Recently, I’ve been pondering about book titles.
Some authors find the titles the easiest to create, while others struggle with them from the first syllable. I admit I’m in the latter group. I have working titles first then I come up with indecipherable titles with little to no point. They certainly are not the hot titles that attract readers.
It’s funny how just a few words can mean so much when behind them is a work with many more words, thousands in fact. But just like the book blurb, or promo, the title is the first thing people see—unless they consider purchasing the book just for the author’s name recognition. And that’s a rarity. Let’s face it; the world is full of great romance writers.
There are some words that catch people’s attention, especially in the romance and erotic romance genres. They suggest that the book has a sweet romance and hot sex, fascinating characters and an intriguing plot.
“It’s a potent, effective theme because most people like to cheer for the underdog, for the masculine, kind-hearted hero or the smart, beautiful heroine who are not automatically in charge of their lives, but face challenges along the way toward their happily-ever-after.”
But just what are these magic words?
Well, first comes the general terms: heat, fire, passion, pleasure, bliss, paradise, desire, delight, craving, yearning, heart, sex, and of course, love. These indicate the kind of literature being offered, romance and erotica, a connection between two or more people, a happy-ever-after.
Plot-wise, terms like redemption, salvation, secrets, mystery, and the like indicate a specific kind of plot device and suggest that the hero(es) have to struggle to get their woman or man. It’s a potent, effective theme because most people like to cheer for the underdog, for the masculine, kind-hearted hero or the smart, beautiful heroine who are not automatically in charge of their lives, but face challenges along the way toward their happily-ever-after.
Second, there’s the subgenre. For example, a BDSM genre prefers words like training, submission, dominance, lesson, bound, captured, caught, master, slave, taming, taking, collared, cuffed, etc. As you can see, this vocabulary has to do with the very heart of the genre and the lifestyle. The two match. As the Fifty Shades of Grey series has shown, people are searching for a voice of authority and knowledge in the genre. Handling the terminology right is the author’s best choice for making an impact that lasts, title-wise anyway. That’s of course just the first step.

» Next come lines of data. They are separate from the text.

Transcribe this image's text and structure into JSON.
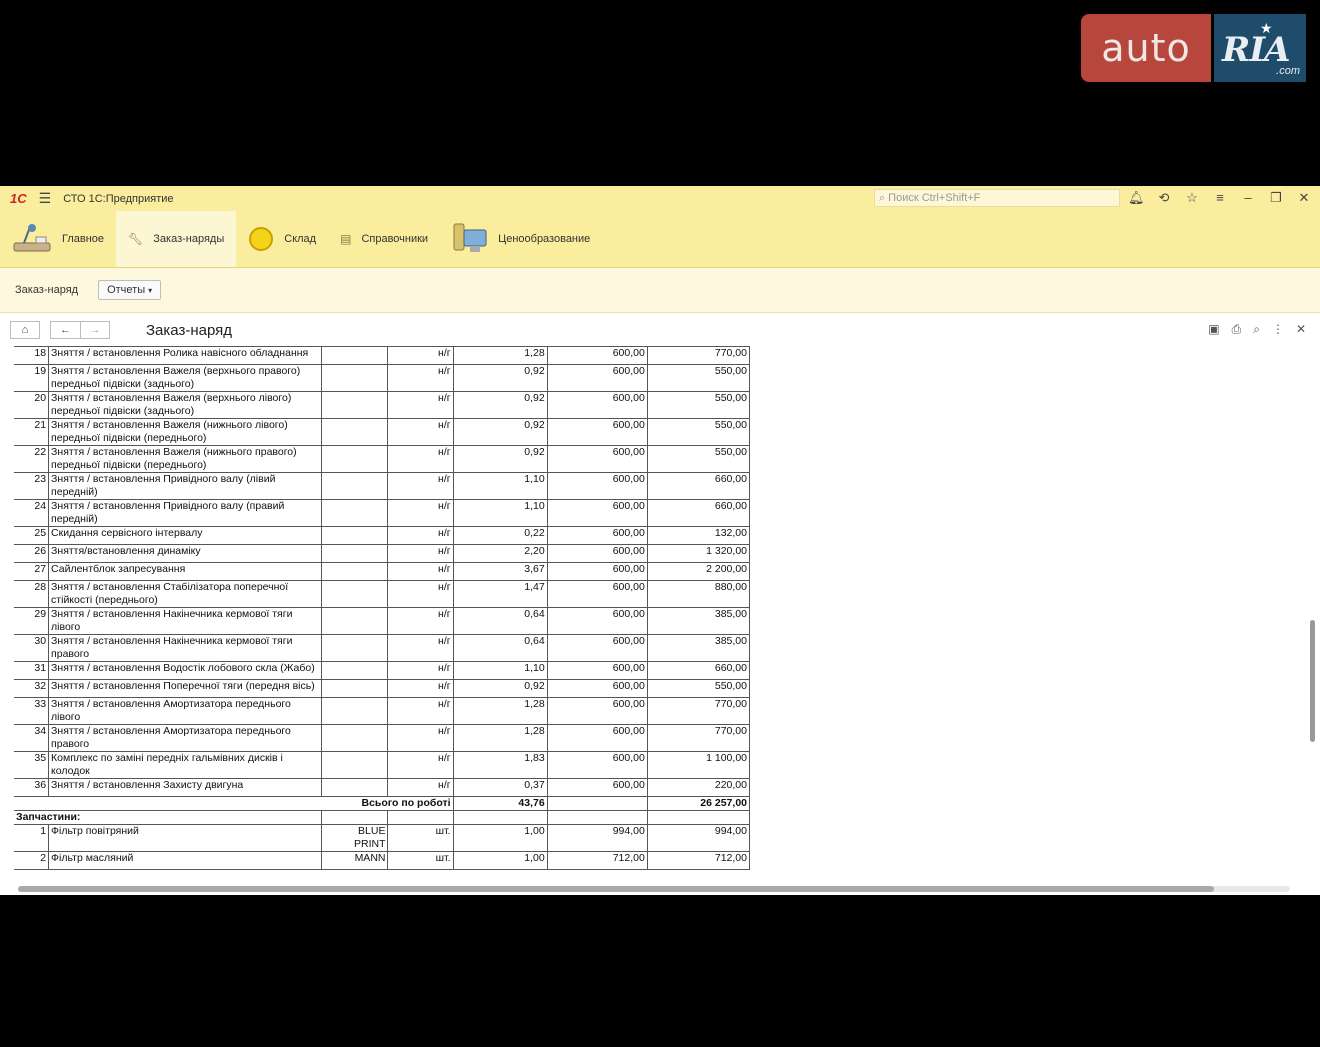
{
  "watermark": {
    "auto": "auto",
    "ria": "RIA",
    "com": ".com"
  },
  "titlebar": {
    "logo": "1С",
    "app_title": "СТО 1С:Предприятие",
    "search_placeholder": "Поиск Ctrl+Shift+F"
  },
  "sections": [
    {
      "label": "Главное",
      "icon": "desk-lamp-icon"
    },
    {
      "label": "Заказ-наряды",
      "icon": "wrench-icon",
      "active": true
    },
    {
      "label": "Склад",
      "icon": "coin-icon"
    },
    {
      "label": "Справочники",
      "icon": "books-icon"
    },
    {
      "label": "Ценообразование",
      "icon": "computer-icon"
    }
  ],
  "cmdbar": {
    "label": "Заказ-наряд",
    "reports_button": "Отчеты"
  },
  "document": {
    "title": "Заказ-наряд"
  },
  "rows": [
    {
      "n": "18",
      "name": "Зняття / встановлення Ролика навісного обладнання",
      "brand": "",
      "unit": "н/г",
      "qty": "1,28",
      "price": "600,00",
      "sum": "770,00"
    },
    {
      "n": "19",
      "name": "Зняття / встановлення Важеля (верхнього правого) передньої підвіски (заднього)",
      "brand": "",
      "unit": "н/г",
      "qty": "0,92",
      "price": "600,00",
      "sum": "550,00"
    },
    {
      "n": "20",
      "name": "Зняття / встановлення Важеля (верхнього лівого) передньої підвіски (заднього)",
      "brand": "",
      "unit": "н/г",
      "qty": "0,92",
      "price": "600,00",
      "sum": "550,00"
    },
    {
      "n": "21",
      "name": "Зняття / встановлення Важеля (нижнього лівого) передньої підвіски (переднього)",
      "brand": "",
      "unit": "н/г",
      "qty": "0,92",
      "price": "600,00",
      "sum": "550,00"
    },
    {
      "n": "22",
      "name": "Зняття / встановлення Важеля (нижнього правого) передньої підвіски (переднього)",
      "brand": "",
      "unit": "н/г",
      "qty": "0,92",
      "price": "600,00",
      "sum": "550,00"
    },
    {
      "n": "23",
      "name": "Зняття / встановлення Привідного валу (лівий передній)",
      "brand": "",
      "unit": "н/г",
      "qty": "1,10",
      "price": "600,00",
      "sum": "660,00"
    },
    {
      "n": "24",
      "name": "Зняття / встановлення Привідного валу (правий передній)",
      "brand": "",
      "unit": "н/г",
      "qty": "1,10",
      "price": "600,00",
      "sum": "660,00"
    },
    {
      "n": "25",
      "name": "Скидання сервісного інтервалу",
      "brand": "",
      "unit": "н/г",
      "qty": "0,22",
      "price": "600,00",
      "sum": "132,00"
    },
    {
      "n": "26",
      "name": "Зняття/встановлення динаміку",
      "brand": "",
      "unit": "н/г",
      "qty": "2,20",
      "price": "600,00",
      "sum": "1 320,00"
    },
    {
      "n": "27",
      "name": "Сайлентблок запресування",
      "brand": "",
      "unit": "н/г",
      "qty": "3,67",
      "price": "600,00",
      "sum": "2 200,00"
    },
    {
      "n": "28",
      "name": "Зняття / встановлення Стабілізатора поперечної стійкості (переднього)",
      "brand": "",
      "unit": "н/г",
      "qty": "1,47",
      "price": "600,00",
      "sum": "880,00"
    },
    {
      "n": "29",
      "name": "Зняття / встановлення Накінечника кермової тяги лівого",
      "brand": "",
      "unit": "н/г",
      "qty": "0,64",
      "price": "600,00",
      "sum": "385,00"
    },
    {
      "n": "30",
      "name": "Зняття / встановлення Накінечника кермової тяги правого",
      "brand": "",
      "unit": "н/г",
      "qty": "0,64",
      "price": "600,00",
      "sum": "385,00"
    },
    {
      "n": "31",
      "name": "Зняття / встановлення Водостік лобового скла (Жабо)",
      "brand": "",
      "unit": "н/г",
      "qty": "1,10",
      "price": "600,00",
      "sum": "660,00"
    },
    {
      "n": "32",
      "name": "Зняття / встановлення Поперечної тяги (передня вісь)",
      "brand": "",
      "unit": "н/г",
      "qty": "0,92",
      "price": "600,00",
      "sum": "550,00"
    },
    {
      "n": "33",
      "name": "Зняття / встановлення Амортизатора переднього лівого",
      "brand": "",
      "unit": "н/г",
      "qty": "1,28",
      "price": "600,00",
      "sum": "770,00"
    },
    {
      "n": "34",
      "name": "Зняття / встановлення Амортизатора переднього правого",
      "brand": "",
      "unit": "н/г",
      "qty": "1,28",
      "price": "600,00",
      "sum": "770,00"
    },
    {
      "n": "35",
      "name": "Комплекс по заміні передніх гальмівних дисків і колодок",
      "brand": "",
      "unit": "н/г",
      "qty": "1,83",
      "price": "600,00",
      "sum": "1 100,00"
    },
    {
      "n": "36",
      "name": "Зняття / встановлення Захисту двигуна",
      "brand": "",
      "unit": "н/г",
      "qty": "0,37",
      "price": "600,00",
      "sum": "220,00"
    }
  ],
  "total": {
    "label": "Всього по роботі",
    "qty": "43,76",
    "sum": "26 257,00"
  },
  "parts_header": "Запчастини:",
  "parts": [
    {
      "n": "1",
      "name": "Фільтр повітряний",
      "brand": "BLUE PRINT",
      "unit": "шт.",
      "qty": "1,00",
      "price": "994,00",
      "sum": "994,00"
    },
    {
      "n": "2",
      "name": "Фільтр масляний",
      "brand": "MANN",
      "unit": "шт.",
      "qty": "1,00",
      "price": "712,00",
      "sum": "712,00"
    }
  ]
}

Another genre example. For cowboys and westerns, it helps to have the word cowboy in the title, as my recent story—Cowboy’s Challenge—has proven. My other titles in the series were more cryptic, and that might have impacted my success. I can’t dismiss the thought, not after an editor has twice told me to reconsider a title. And I was glad Siren Publishing takes such an active interest in their authors. Other words for this genre are riding, wild, untamed, ranch, rodeo, horse/stallion/stud, rugged, rancher, chase, etc. The life in the frontier of old and in the rugged outdoors of today stand as a testament of times and places where men were and are men, and as such the words describe those conditions and impressions, whether real or not.
“Two- to three-word titles have a tendency to get noticed quickly and entice the buyer to check out the blurb.”
Genres do not dictate the rules for authors to choose their titles, but from the sale’s point of view it’s sensible to consider them. Like the words that work with werewolves and shifters, such as mate, hunt, moon, chase, teeth, bite, fangs, fur, hunter, blood, ride, wild, beast, alpha, omega, pack, wolf, etc. Any kind of nature analogies work as well, since these men and women are connected to the animal kingdom, and therefore they have a bond with a kind of feral sexuality that humans suppress. Evocative stuff. How about the words for ménages? Well, ménage, three (or the number of your choice), or any plural terms seem to work, plus the more passionate and heated these terms the better.
There are a lot of other considerations, for example, the number of words in the title. Two- to three-word titles have a tendency to get noticed quickly and entice the buyer to check out the blurb. And then you’re halfway there, on getting a new reader and possibly a fan.
Another consideration is suggestive titles, such as double entendres, that function with the titillation factor. Titles like Dirty Laundry, Magnetism, Burying Bones, or Wild Ride could mean more than one thing, from the literal translation to the more provocative, sexy allusions. The reader needs to get hooked from the first words read, and those happen to be on the cover.
These title suggestions work for both established authors and newer writers. Readers are waiting for something to catch their eye and their attention, and they don’t usually spend a lot of time perusing bookshelves, be it in a bookstore or online. A properly, or even perfectly, racy title can nudge them in the right direction, toward the checkout. Remember, as authors we are searching for lasting readers and fans.
So, get cracking, write, and create those alluring titles that draw people in.